Internal control

The goal of internal control is to assess which risks in BioArctic are significant for the company and should thus be routinely managed through monitoring and control. Using effective risk management, the work can concentrate on the areas that are most important for reducing the company’s total risk exposure.

In accordance with the Companies Act and the Swedish Code of Corporate Governance (the Code), the Board is ultimately responsible for structuring the company’s organization so that financial reporting, administration and operations are monitored and controlled in a satisfactory manner. The Board shall, among other things, ensure that BioArctic has proper internal control and formal procedures ensuring that established principles
for financial reporting and internal control are observed and that there are adequate systems for monitoring and control of the company’s operations and the risks associated with the company and its operations.

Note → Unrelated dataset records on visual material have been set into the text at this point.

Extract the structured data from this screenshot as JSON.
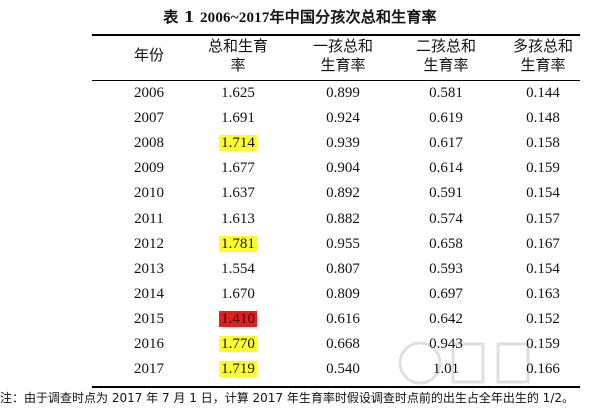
{
  "caption": {
    "prefix": "表 1",
    "years": "2006~2017",
    "suffix": "年中国分孩次总和生育率"
  },
  "headers": [
    {
      "line1": "年份",
      "line2": ""
    },
    {
      "line1": "总和生育",
      "line2": "率"
    },
    {
      "line1": "一孩总和",
      "line2": "生育率"
    },
    {
      "line1": "二孩总和",
      "line2": "生育率"
    },
    {
      "line1": "多孩总和",
      "line2": "生育率"
    }
  ],
  "rows": [
    {
      "year": "2006",
      "tfr": "1.625",
      "first": "0.899",
      "second": "0.581",
      "multi": "0.144",
      "hl": ""
    },
    {
      "year": "2007",
      "tfr": "1.691",
      "first": "0.924",
      "second": "0.619",
      "multi": "0.148",
      "hl": ""
    },
    {
      "year": "2008",
      "tfr": "1.714",
      "first": "0.939",
      "second": "0.617",
      "multi": "0.158",
      "hl": "yellow"
    },
    {
      "year": "2009",
      "tfr": "1.677",
      "first": "0.904",
      "second": "0.614",
      "multi": "0.159",
      "hl": ""
    },
    {
      "year": "2010",
      "tfr": "1.637",
      "first": "0.892",
      "second": "0.591",
      "multi": "0.154",
      "hl": ""
    },
    {
      "year": "2011",
      "tfr": "1.613",
      "first": "0.882",
      "second": "0.574",
      "multi": "0.157",
      "hl": ""
    },
    {
      "year": "2012",
      "tfr": "1.781",
      "first": "0.955",
      "second": "0.658",
      "multi": "0.167",
      "hl": "yellow"
    },
    {
      "year": "2013",
      "tfr": "1.554",
      "first": "0.807",
      "second": "0.593",
      "multi": "0.154",
      "hl": ""
    },
    {
      "year": "2014",
      "tfr": "1.670",
      "first": "0.809",
      "second": "0.697",
      "multi": "0.163",
      "hl": ""
    },
    {
      "year": "2015",
      "tfr": "1.410",
      "first": "0.616",
      "second": "0.642",
      "multi": "0.152",
      "hl": "red"
    },
    {
      "year": "2016",
      "tfr": "1.770",
      "first": "0.668",
      "second": "0.943",
      "multi": "0.159",
      "hl": "yellow"
    },
    {
      "year": "2017",
      "tfr": "1.719",
      "first": "0.540",
      "second": "1.01",
      "multi": "0.166",
      "hl": "yellow"
    }
  ],
  "note": "注：由于调查时点为 2017 年 7 月 1 日，计算 2017 年生育率时假设调查时点前的出生占全年出生的 1/2。",
  "colors": {
    "highlight_yellow": "#ffff2e",
    "highlight_red": "#e0201f"
  }
}
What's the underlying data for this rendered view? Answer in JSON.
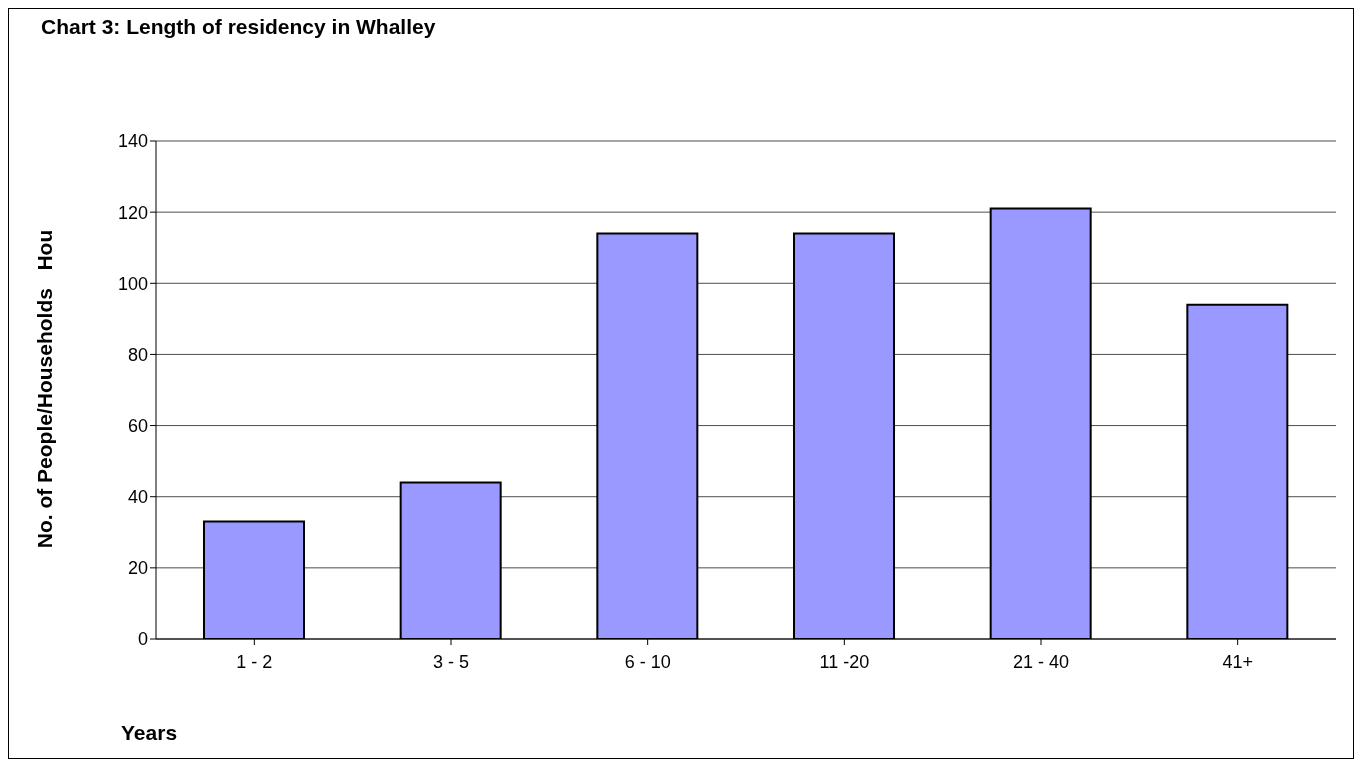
{
  "chart_data": {
    "type": "bar",
    "title": "Chart 3: Length of residency in Whalley",
    "xlabel": "Years",
    "ylabel": "No. of People/Households   Hou",
    "categories": [
      "1 - 2",
      "3 - 5",
      "6 - 10",
      "11 -20",
      "21 - 40",
      "41+"
    ],
    "values": [
      33,
      44,
      114,
      114,
      121,
      94
    ],
    "color": "#9999ff",
    "ylim": [
      0,
      140
    ],
    "yticks": [
      0,
      20,
      40,
      60,
      80,
      100,
      120,
      140
    ],
    "grid": "y"
  }
}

The CEO of BioArctic is ultimately responsible for monitoring whether the work on the company’s internal control is being carried out in accordance with the form decided on by the Board of Directors. BioArctic’s finance division, under the management of the CFO, manages the Group’s work as regards internal control concerning financial reporting. The overall purpose of the internal control is to ensure, to a reasonable degree, that the company’s operating strategies, targets and defined risks are monitored and that the owners’ investments are protected. Furthermore, the internal control shall ensure, with reasonable certainty, that external financial
reporting is reliable and prepared in accordance with accepted accounting practices in Sweden, that applicable laws and regulations are followed, and that the requirements imposed on listed companies are complied with.

In order to maintain good internal control, the Board has adopted a number of governing documents (e.g. rules of procedure for the Board, instructions to the CEO, instructions for financial reporting, a financial policy and an information policy). The Board has assessed the need for a special audit function (internal audit) and has come to the conclusion that such a function is not currently justified in BioArctic considering the scope of the operations and the existing internal control structures. The Board annually reassesses the need for a separate internal audit function. During the 2019 financial year, however, the Audit Committee resolved to add an external review function to be performed by an external party. This external review function carried out its work in 2019 and will review the financial year in its entirety. It is the opinion of the Board that monitoring, documentation and review of the company’s internal control will henceforth be strengthened by the establishment of an external review function, which will serve as a special review function. Since its listing in 2017, BioArctic’s internal control structure has been based on the Committee of Sponsoring Organizations of the Threadway Commission (COSO) model, the framework of which has been applied to the company’s operations and conditions. Under the COSO model, internal control is reviewed and assessed in five main areas: control environment, risk assessment, control activities, information and communication and monitoring.